Q: How would you handle a situation where a service needs to read its own writes? A: "Read-your-writes" consistency problem. Solutions: (1) Route reads to primary DB (defeats the purpose of replicas). (2) After write, include a token/timestamp and read from replica only if it's caught up past that point. (3) Cache the written value client-side and use it for subsequent reads until replica lag passes. (4) Sticky routing — same user always hits the same replica. Recommendation: explicit session consistency flag in DB clients (AWS Aurora supports this).
Q: What is the difference between horizontal and vertical partitioning (sharding vs partitioning)?
A: Vertical partitioning: split columns across tables (e.g., store rarely-used columns like user_bio in a separate table). Reduces row width, speeds up queries that don't need those columns. Horizontal partitioning (sharding): split rows across servers — shard 1 has users 1-1M, shard 2 has users 1M-2M. Enables scale-out. Partitioning within one DB instance (PostgreSQL PARTITION BY) is the same concept but stays on one server.

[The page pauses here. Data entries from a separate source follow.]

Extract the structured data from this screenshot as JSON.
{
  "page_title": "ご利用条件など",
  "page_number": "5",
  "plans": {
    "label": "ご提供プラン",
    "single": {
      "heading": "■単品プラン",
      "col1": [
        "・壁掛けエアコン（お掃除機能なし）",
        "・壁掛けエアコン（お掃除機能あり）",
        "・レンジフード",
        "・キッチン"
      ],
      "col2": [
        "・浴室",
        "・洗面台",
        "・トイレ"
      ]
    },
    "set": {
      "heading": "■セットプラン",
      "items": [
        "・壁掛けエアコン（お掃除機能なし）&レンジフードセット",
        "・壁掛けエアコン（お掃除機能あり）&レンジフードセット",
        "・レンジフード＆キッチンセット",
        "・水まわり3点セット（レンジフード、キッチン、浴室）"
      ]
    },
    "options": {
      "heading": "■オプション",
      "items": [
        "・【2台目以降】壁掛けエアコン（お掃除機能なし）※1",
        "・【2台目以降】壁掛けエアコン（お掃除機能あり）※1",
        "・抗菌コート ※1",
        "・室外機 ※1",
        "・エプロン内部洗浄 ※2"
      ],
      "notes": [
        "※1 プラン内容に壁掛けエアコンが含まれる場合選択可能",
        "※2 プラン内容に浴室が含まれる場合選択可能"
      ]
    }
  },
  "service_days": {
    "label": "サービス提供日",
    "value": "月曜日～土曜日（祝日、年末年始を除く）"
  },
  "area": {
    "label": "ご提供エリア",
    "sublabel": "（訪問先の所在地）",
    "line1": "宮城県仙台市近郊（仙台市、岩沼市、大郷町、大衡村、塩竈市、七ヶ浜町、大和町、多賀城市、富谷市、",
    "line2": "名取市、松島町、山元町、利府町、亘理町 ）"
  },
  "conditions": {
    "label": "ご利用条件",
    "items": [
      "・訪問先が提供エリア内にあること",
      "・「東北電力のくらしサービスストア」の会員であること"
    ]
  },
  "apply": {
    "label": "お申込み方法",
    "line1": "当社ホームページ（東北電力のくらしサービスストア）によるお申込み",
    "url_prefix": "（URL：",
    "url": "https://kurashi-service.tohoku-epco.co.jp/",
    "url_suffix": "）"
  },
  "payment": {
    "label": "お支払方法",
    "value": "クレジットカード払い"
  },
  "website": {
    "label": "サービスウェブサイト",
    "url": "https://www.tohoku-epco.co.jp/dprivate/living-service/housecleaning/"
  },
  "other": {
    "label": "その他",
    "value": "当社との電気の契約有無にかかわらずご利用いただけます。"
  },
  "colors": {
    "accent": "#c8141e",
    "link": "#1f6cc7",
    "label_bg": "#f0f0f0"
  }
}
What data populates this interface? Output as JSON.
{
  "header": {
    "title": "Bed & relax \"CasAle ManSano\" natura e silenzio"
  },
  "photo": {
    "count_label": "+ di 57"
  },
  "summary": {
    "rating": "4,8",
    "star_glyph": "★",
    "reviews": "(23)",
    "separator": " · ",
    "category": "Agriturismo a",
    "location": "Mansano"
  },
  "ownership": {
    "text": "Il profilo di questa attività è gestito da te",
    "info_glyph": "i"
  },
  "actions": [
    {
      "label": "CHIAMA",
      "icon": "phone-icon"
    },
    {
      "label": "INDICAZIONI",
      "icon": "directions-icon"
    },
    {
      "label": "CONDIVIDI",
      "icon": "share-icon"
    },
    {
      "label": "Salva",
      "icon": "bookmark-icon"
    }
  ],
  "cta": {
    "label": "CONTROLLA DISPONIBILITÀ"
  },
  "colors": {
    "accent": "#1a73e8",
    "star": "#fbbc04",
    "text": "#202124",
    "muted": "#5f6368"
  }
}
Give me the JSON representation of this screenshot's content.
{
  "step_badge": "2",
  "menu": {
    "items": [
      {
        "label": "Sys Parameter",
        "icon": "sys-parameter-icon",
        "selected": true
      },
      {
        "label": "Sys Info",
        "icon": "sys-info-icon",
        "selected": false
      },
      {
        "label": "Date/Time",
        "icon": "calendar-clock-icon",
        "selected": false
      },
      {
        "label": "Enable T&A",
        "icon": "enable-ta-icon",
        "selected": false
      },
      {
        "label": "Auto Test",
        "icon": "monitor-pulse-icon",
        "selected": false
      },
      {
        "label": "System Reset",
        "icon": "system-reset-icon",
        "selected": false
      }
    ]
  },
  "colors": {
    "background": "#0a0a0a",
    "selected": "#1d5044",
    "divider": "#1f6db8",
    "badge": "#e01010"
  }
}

Q: Walk me through designing a resilient payment processing system. A: Key points: (1) Idempotency keys — client generates unique ID per payment attempt; server stores result and returns same result on retry. (2) Saga pattern for multi-step: reserve funds → charge card → confirm order → each with compensating transactions. (3) Outbox pattern: write payment record and outbox event atomically, separate process publishes event — prevents lost events. (4) At-least-once delivery with deduplication. (5) Timeout + async confirmation — charge may succeed but response lost; use async status webhook. (6) PCI compliance — never store raw card numbers, use tokenization (Stripe tokens).
Q: How do you approach database migrations in production with zero downtime? A: Expand-contract pattern: (1) Expand — add new column (nullable or with default), both old and new code work. (2) Migrate — backfill existing rows, deploy new code that writes to both old and new. (3) Contract — once all data migrated and old code retired, remove old column. Never: rename a column in one step (breaks old code), add NOT NULL without default (locks table). Always: test migration on a copy of production data first; have rollback plan; run during low traffic.